‘Please forget me!’
The mountain, the viper and the internet.
It used to be that diamonds, friends, memories and herpes were the only things that lasted forever. In the digital age, you can add … stuff about a person on the internet.
That’s what Mario Costejo Gonzalez of Spain discovered when he ‘Googled’ himself in 2010. He found links to notices published in a Spanish daily newspaper in 1998 announcing the foreclosure of his home and sale of his belongings. With his debt issues behind him, the existence of the publications was embarrassing and an invasion of privacy. He wanted all reference to the enforcement proceedings against him expunged from cyberspace and sought a remedy from the Spanish Data Protection Agency.
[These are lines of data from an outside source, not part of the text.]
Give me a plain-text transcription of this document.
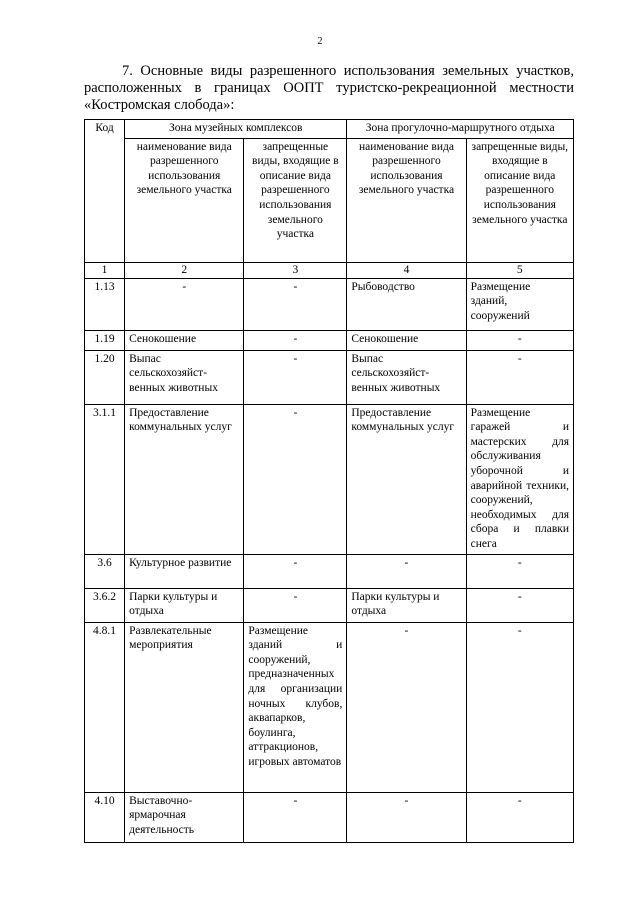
2

7. Основные виды разрешенного использования земельных участков, расположенных в границах ООПТ туристско-рекреационной местности «Костромская слобода»:

Код	Зона музейных комплексов		Зона прогулочно-маршрутного отдыха	
	наименование вида разрешенного использования земельного участка	запрещенные виды, входящие в описание вида разрешенного использования земельного участка	наименование вида разрешенного использования земельного участка	запрещенные виды, входящие в описание вида разрешенного использования земельного участка
1	2	3	4	5
1.13	-	-	Рыбоводство	Размещение зданий, сооружений
1.19	Сенокошение	-	Сенокошение	-
1.20	Выпас сельскохозяйст-венных животных	-	Выпас сельскохозяйст-венных животных	-
3.1.1	Предоставление коммунальных услуг	-	Предоставление коммунальных услуг	Размещение гаражей и мастерских для обслуживания уборочной и аварийной техники, сооружений, необходимых для сбора и плавки снега
3.6	Культурное развитие	-	-	-
3.6.2	Парки культуры и отдыха	-	Парки культуры и отдыха	-
4.8.1	Развлекательные мероприятия	Размещение зданий и сооружений, предназначенных для организации ночных клубов, аквапарков, боулинга, аттракционов, игровых автоматов	-	-
4.10	Выставочно-ярмарочная деятельность	-	-	-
The SDPA ruled the newspaper had legally published the information but found that Google, the search engine operator, was required to delete the offending links from its search results, as a breach of Gonzalez’s privacy and dignity in accordance with a European Union directive on personal information protection. The matter was eventually appealed to the European Court of Justice, which upheld the claimant’s ‘right to be forgotten’.
While the decision is applicable only in Europe, Google was soon besieged by all manner of requests from persons seeking to escape their past, including:
- a former politician who asked that news story links about his previous term in office be removed because he wanted to run again;
- a convicted child pornographer requesting that links about his crime be deleted;
- a physician wanting links to negative RateADoc comments to be redacted; and
- a guy who tried to kill his family who sought to have news links about the event suppressed from search results.
Most of us live our lives in relative quiet and anonymity. I am so ordinary that I hardly ever get noticed. In law school, I would wear bland clothing so I could blend in with the wall paint and avoid being called on in tax class. I don’t mind flying under the radar and sometimes I like to be left alone.
Conversely, many people now use social media or the internet to draw attention to themselves. It is not always a good idea and can come back to bite you. Consider political candidate Allan Hunsperger who ran in Alberta’s 2012 provincial election. Some time earlier, he had unwisely chosen to debate Lady Gaga over the internet regarding the premise underlying her hit song Born This Way. He blogged that those born that way, who didn’t change and died that way, would spend eternity in a “lake of fire.” The comments surfaced during the election campaign. He was not elected.
One’s words, once committed to the internet, are usually irretrievable. The practice of self-editing is a sensible control measure. If you make a typo and post without proofreading, people will think you’re illiterate. If you post without the benefit of sober second thought, you may end up sounding like an idiot, offending someone, or both. I have accounts on Twitter and LinkedIn and I occasionally contribute to blogs. I am not as active on social media as some and before I hit the post button, I always pause to ask myself: What would my boss think of this if he read it? Or better yet: What would the Chief Justice of Canada think?
But there’s little you can do to protect yourself from what others write about you on the internet — short of the law of defamation — which does not protect you from factual statements, except in some circumstances in Quebec.
Critics of the Gonzalez-like ‘right to be forgotten’ rightly point to its negatives: the obscuring of truth, and the curtailment of free speech and the public’s right to know.
In the internet age, all digital pathways lead to the court. It is only a matter of time until this issue is litigated in Canada, the most digitalized jurisdiction in the world. It will be an epic battle of democratic values that will likely only be settled in the Supreme Court of Canada. One anticipates a titanic fight on the scale of the trial by combat scene in Season 4, Episode 8 of Game of Thrones.
But instead of The Mountain and the Viper, it will be The Public’s Right to Know versus The Right to be Forgotten.